Ah Planet Janet, how I will miss you when The Australian‘s paywall comes down and you disappear behind it forever. This week, Planet’s angry at the new Margaret Thatcher’s film The Iron Lady in which Meryl Streep plays the Tory supremo in her prime (Beth Ditto plays her youthful self). Planet thinks it’s a lefty trick.

She writes: “It’s a shame the director of The Iron Lady did not feel compelled to depict the reality of Thatcher’s legacy. Instead, the movie falls back on shallowness, showing newspaper headlines decrying ‘Profits, profits, profits’ and ‘Maggie’s millionaires’.” Before going on: “After stale state-owned industries were privatised, customer service and efficiencies soared and, yes, so did profits …”

How terrible. The film showed that Thatcher raised profits (she didn’t, but that’s another story). They also fail to show what Thatcher did on the IR front: “Thatcher outlawed secondary pickets and the closed shop rules and introduced compulsory ballots, which remain. Even after more than a decade of Labour rule, Thatcher’s reforms largely remain intact … You won’t learn that from the movie.” But surely any lefty movie worth its salt would have shown that Thatcher permanently limited the Right to organise?
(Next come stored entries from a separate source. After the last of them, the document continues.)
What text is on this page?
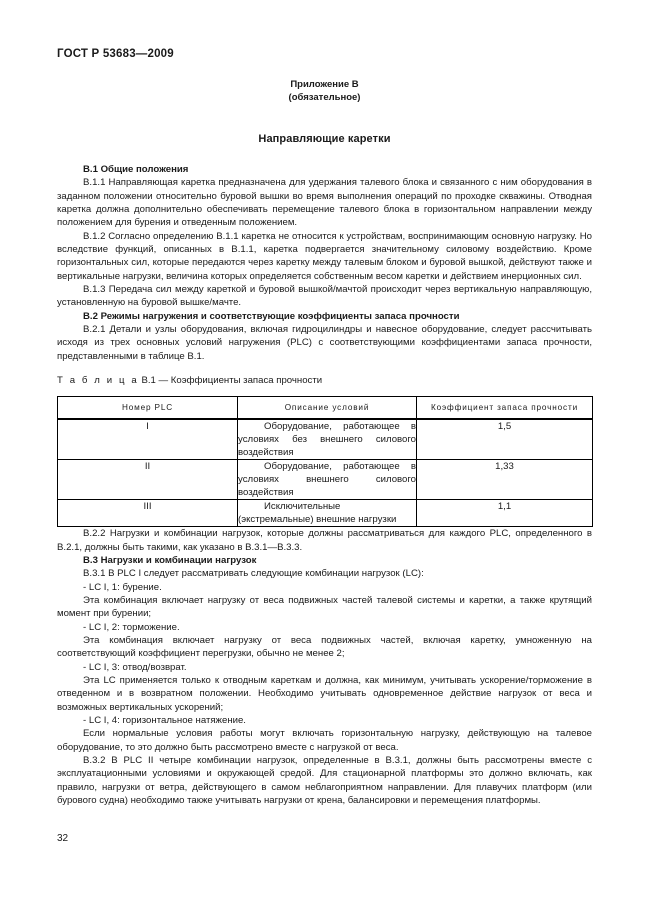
ГОСТ Р 53683—2009
Приложение В
(обязательное)
Направляющие каретки

В.1 Общие положения

В.1.1 Направляющая каретка предназначена для удержания талевого блока и связанного с ним оборудования в заданном положении относительно буровой вышки во время выполнения операций по проходке скважины. Отводная каретка должна дополнительно обеспечивать перемещение талевого блока в горизонтальном направлении между положением для бурения и отведенным положением.

В.1.2 Согласно определению В.1.1 каретка не относится к устройствам, воспринимающим основную нагрузку. Но вследствие функций, описанных в В.1.1, каретка подвергается значительному силовому воздействию. Кроме горизонтальных сил, которые передаются через каретку между талевым блоком и буровой вышкой, действуют также и вертикальные нагрузки, величина которых определяется собственным весом каретки и действием инерционных сил.

В.1.3 Передача сил между кареткой и буровой вышкой/мачтой происходит через вертикальную направляющую, установленную на буровой вышке/мачте.

В.2 Режимы нагружения и соответствующие коэффициенты запаса прочности

В.2.1 Детали и узлы оборудования, включая гидроцилиндры и навесное оборудование, следует рассчитывать исходя из трех основных условий нагружения (PLC) с соответствующими коэффициентами запаса прочности, представленными в таблице В.1.

Т а б л и ц а В.1 — Коэффициенты запаса прочности

Номер PLC	Описание условий	Коэффициент запаса прочности
I	Оборудование, работающее в условиях без внешнего силового воздействия	1,5
II	Оборудование, работающее в условиях внешнего силового воздействия	1,33
III	Исключительные (экстремальные) внешние нагрузки	1,1

В.2.2 Нагрузки и комбинации нагрузок, которые должны рассматриваться для каждого PLC, определенного в В.2.1, должны быть такими, как указано в В.3.1—В.3.3.

В.3 Нагрузки и комбинации нагрузок

В.3.1 В PLC I следует рассматривать следующие комбинации нагрузок (LC):

- LC I, 1: бурение.

Эта комбинация включает нагрузку от веса подвижных частей талевой системы и каретки, а также крутящий момент при бурении;

- LC I, 2: торможение.

Эта комбинация включает нагрузку от веса подвижных частей, включая каретку, умноженную на соответствующий коэффициент перегрузки, обычно не менее 2;

- LC I, 3: отвод/возврат.

Эта LC применяется только к отводным кареткам и должна, как минимум, учитывать ускорение/торможение в отведенном и в возвратном положении. Необходимо учитывать одновременное действие нагрузок от веса и возможных вертикальных ускорений;

- LC I, 4: горизонтальное натяжение.

Если нормальные условия работы могут включать горизонтальную нагрузку, действующую на талевое оборудование, то это должно быть рассмотрено вместе с нагрузкой от веса.

В.3.2 В PLC II четыре комбинации нагрузок, определенные в В.3.1, должны быть рассмотрены вместе с эксплуатационными условиями и окружающей средой. Для стационарной платформы это должно включать, как правило, нагрузки от ветра, действующего в самом неблагоприятном направлении. Для плавучих платформ (или бурового судна) необходимо также учитывать нагрузки от крена, балансировки и перемещения платформы.

32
All very curious, but let’s make this a teachable moment — about the cult of Thatcher, which has always flown in the face of the statistics. When she came to power, unemployment was 4.5% and inflation 10%. When she left, unemployment was … 6%, and inflation 8%. Public sector 1970-80: 43%; 1980-1990: 44%. Meanwhile, manufacturing output had fallen by 14%, and the gap had been filled by banking and services. Meanwhile Germany and other northern European economies invested in education and manufacturing.
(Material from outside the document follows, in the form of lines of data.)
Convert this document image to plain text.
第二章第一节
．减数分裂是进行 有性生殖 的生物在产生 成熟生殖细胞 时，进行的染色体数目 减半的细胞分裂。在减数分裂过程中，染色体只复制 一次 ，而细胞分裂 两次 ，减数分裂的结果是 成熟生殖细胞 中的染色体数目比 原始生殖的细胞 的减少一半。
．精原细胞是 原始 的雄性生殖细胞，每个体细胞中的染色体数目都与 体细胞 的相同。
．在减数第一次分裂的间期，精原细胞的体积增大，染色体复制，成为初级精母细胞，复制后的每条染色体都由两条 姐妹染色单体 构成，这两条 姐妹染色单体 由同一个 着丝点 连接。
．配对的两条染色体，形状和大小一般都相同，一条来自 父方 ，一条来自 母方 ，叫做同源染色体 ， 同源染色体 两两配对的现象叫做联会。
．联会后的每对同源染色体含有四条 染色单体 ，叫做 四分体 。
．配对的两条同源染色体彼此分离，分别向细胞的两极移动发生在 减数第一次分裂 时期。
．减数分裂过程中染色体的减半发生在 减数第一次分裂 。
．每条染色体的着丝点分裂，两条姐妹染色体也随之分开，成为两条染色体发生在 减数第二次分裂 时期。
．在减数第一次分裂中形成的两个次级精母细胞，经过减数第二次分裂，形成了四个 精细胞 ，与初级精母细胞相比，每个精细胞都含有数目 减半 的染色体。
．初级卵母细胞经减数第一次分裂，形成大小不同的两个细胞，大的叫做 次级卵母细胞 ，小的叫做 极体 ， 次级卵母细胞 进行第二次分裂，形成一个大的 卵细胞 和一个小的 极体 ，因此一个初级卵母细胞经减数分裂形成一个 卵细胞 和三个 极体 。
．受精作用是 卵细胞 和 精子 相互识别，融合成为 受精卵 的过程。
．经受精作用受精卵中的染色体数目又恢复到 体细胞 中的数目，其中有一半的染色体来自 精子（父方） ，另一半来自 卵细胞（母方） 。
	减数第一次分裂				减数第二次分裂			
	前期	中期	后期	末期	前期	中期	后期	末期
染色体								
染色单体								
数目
That’s why they can weather the storm more effectively (even with the drag of a banking system exposed to Greek, etc, risk), while the UK trembles every time the euro wobbles — it is now an utterly dependent economy. Thatcher, contrary to the myth, put the UK in Europe by signing up to the Single European Act (1986) — the crucial point at which the EEC was put on the road to being the EU.
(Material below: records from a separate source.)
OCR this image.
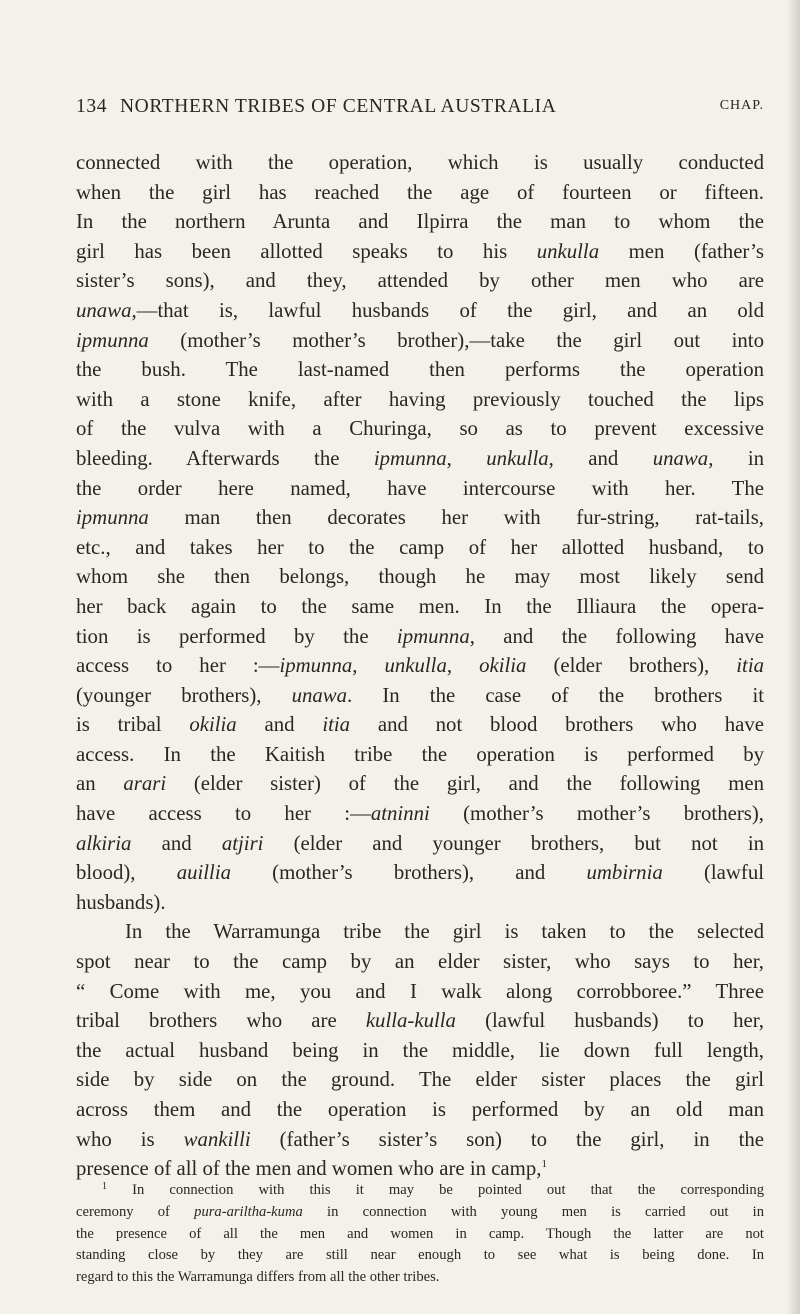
134 NORTHERN TRIBES OF CENTRAL AUSTRALIA	CHAP.
connected with the operation, which is usually conducted
when the girl has reached the age of fourteen or fifteen.
In the northern Arunta and Ilpirra the man to whom the
girl has been allotted speaks to his unkulla men (father’s
sister’s sons), and they, attended by other men who are
unawa,—that is, lawful husbands of the girl, and an old
ipmunna (mother’s mother’s brother),—take the girl out into
the bush. The last-named then performs the operation
with a stone knife, after having previously touched the lips
of the vulva with a Churinga, so as to prevent excessive
bleeding. Afterwards the ipmunna, unkulla, and unawa, in
the order here named, have intercourse with her. The
ipmunna man then decorates her with fur-string, rat-tails,
etc., and takes her to the camp of her allotted husband, to
whom she then belongs, though he may most likely send
her back again to the same men. In the Illiaura the opera-
tion is performed by the ipmunna, and the following have
access to her :—ipmunna, unkulla, okilia (elder brothers), itia
(younger brothers), unawa. In the case of the brothers it
is tribal okilia and itia and not blood brothers who have
access. In the Kaitish tribe the operation is performed by
an arari (elder sister) of the girl, and the following men
have access to her :—atninni (mother’s mother’s brothers),
alkiria and atjiri (elder and younger brothers, but not in
blood), auillia (mother’s brothers), and umbirnia (lawful
husbands).
In the Warramunga tribe the girl is taken to the selected
spot near to the camp by an elder sister, who says to her,
“ Come with me, you and I walk along corrobboree.” Three
tribal brothers who are kulla-kulla (lawful husbands) to her,
the actual husband being in the middle, lie down full length,
side by side on the ground. The elder sister places the girl
across them and the operation is performed by an old man
who is wankilli (father’s sister’s son) to the girl, in the
presence of all of the men and women who are in camp,$^1$
$^1$ In connection with this it may be pointed out that the corresponding
ceremony of pura-ariltha-kuma in connection with young men is carried out in
the presence of all the men and women in camp. Though the latter are not
standing close by they are still near enough to see what is being done. In
regard to this the Warramunga differs from all the other tribes.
Indeed, if the film were a lefty conspiracy, it would show the real truth — the Thatcher period was the first “superbubble” we have lived in for the past three decades. It has now burst, leaving everyone wondering why anyone believed that a multisector economy should be turned into a debt-driven service monoculture. Indeed, it’s not lefty filmmakers who repudiated Thatcher — it was David Cameron, who did everything but abseil coal-fired power stations to portray himself as the anti-Thatcher. Wise move as it turned out — now that he has reverted to type, Labour — a discredited party with a muppet leader — is polling 38 to the Tories’ 35. After 18 months.

Perhaps Planet should write him an angry letter. Or, for her other ire — at the portrayal of Thatcher as a cold mother, ignoring her children to pursue her careers — write one to daughter Carol Thatcher, from whose memoir such details come.